Alberta dinosaur egg excavation could yield rare fossilized babies
Paleontologists say if a nest belonging to duck-billed dinosaurs was found it would be the first in Canada
Paleontologists in Alberta say they will be conducting a dinosaur egg excavation Monday afternoon that could yield fossilized dinosaur babies or the first full nest of its kind in Canada.
The Devil's Coulee dinosaur egg site near Warner, Alta., is Canada's first and largest dinosaur nesting ground.
"A great diversity of dinosaurs built their nests 75 million years ago in what is now Devil's Coulee," said the Devil's Coulee Co-operating Society in a release.

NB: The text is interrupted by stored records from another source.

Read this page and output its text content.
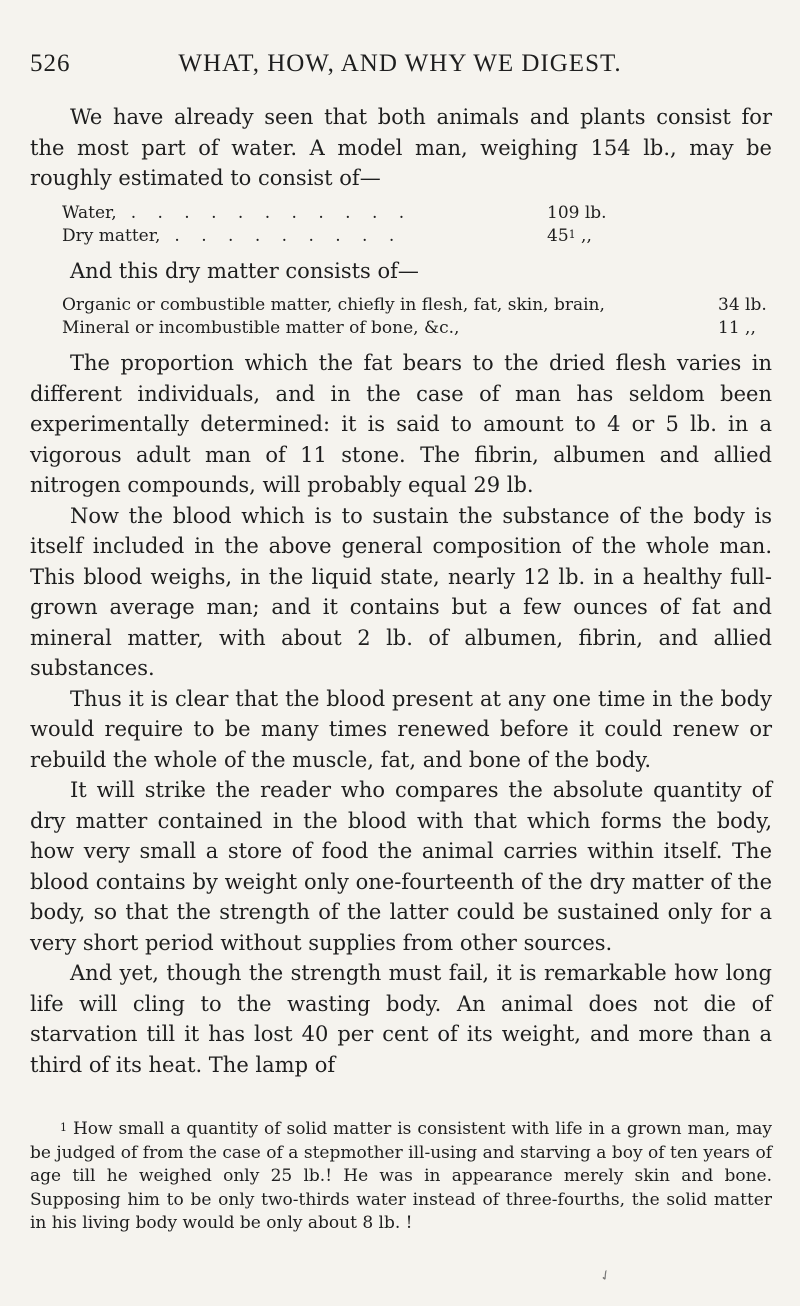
526	WHAT, HOW, AND WHY WE DIGEST.

We have already seen that both animals and plants consist for the most part of water. A model man, weighing 154 lb., may be roughly estimated to consist of—

Water, . . . . . . . . . . .	109 lb.
Dry matter, . . . . . . . . .	$45^1$ ,,

And this dry matter consists of—

Organic or combustible matter, chiefly in flesh, fat, skin, brain,	34 lb.
Mineral or incombustible matter of bone, &c.,	11 ,,

The proportion which the fat bears to the dried flesh varies in different individuals, and in the case of man has seldom been experimentally determined: it is said to amount to 4 or 5 lb. in a vigorous adult man of 11 stone. The fibrin, albumen and allied nitrogen compounds, will probably equal 29 lb.

Now the blood which is to sustain the substance of the body is itself included in the above general composition of the whole man. This blood weighs, in the liquid state, nearly 12 lb. in a healthy full-grown average man; and it contains but a few ounces of fat and mineral matter, with about 2 lb. of albumen, fibrin, and allied substances.

Thus it is clear that the blood present at any one time in the body would require to be many times renewed before it could renew or rebuild the whole of the muscle, fat, and bone of the body.

It will strike the reader who compares the absolute quantity of dry matter contained in the blood with that which forms the body, how very small a store of food the animal carries within itself. The blood contains by weight only one-fourteenth of the dry matter of the body, so that the strength of the latter could be sustained only for a very short period without supplies from other sources.

And yet, though the strength must fail, it is remarkable how long life will cling to the wasting body. An animal does not die of starvation till it has lost 40 per cent of its weight, and more than a third of its heat. The lamp of

$^1$ How small a quantity of solid matter is consistent with life in a grown man, may be judged of from the case of a stepmother ill-using and starving a boy of ten years of age till he weighed only 25 lb.! He was in appearance merely skin and bone. Supposing him to be only two-thirds water instead of three-fourths, the solid matter in his living body would be only about 8 lb. !
✓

The group says François Therrien, a curator of dinosaur paleontology, stumbled across a Hypacrosaurus egg eroding out of a hill earlier this summer.
He also found a second location containing Maiasaura eggshells. Both the Maiasaura and Hypacrosaurus were duck-billed dinosaurs.
The number of eggshells found at the second site indicates there could be a nest below the surface and paleontologists say such a find would be the first of its kind discovered in Canada.
Therrien and a crew from the Royal Tyrrell Museum planned to excavate at both sites Monday in the hope of retrieving eggs and possibly a fossilized baby dinosaur.
Site provides embryonic dinosaur material
The site was discovered in 1987 after a local teenager found dinosaur eggshell fragments, according to the Devil's Coulee Co-operating Society.
Since then the site has been one of paleontology's best resources for embryonic dinosaur material.
The society says four Hypacrosaurus nests have yielded several eggs containing embryonic material, which researchers used to change many of the existing theories about duck-billed dinosaurs.
A dinosaur nest hasn't been uncovered at the site since 2008.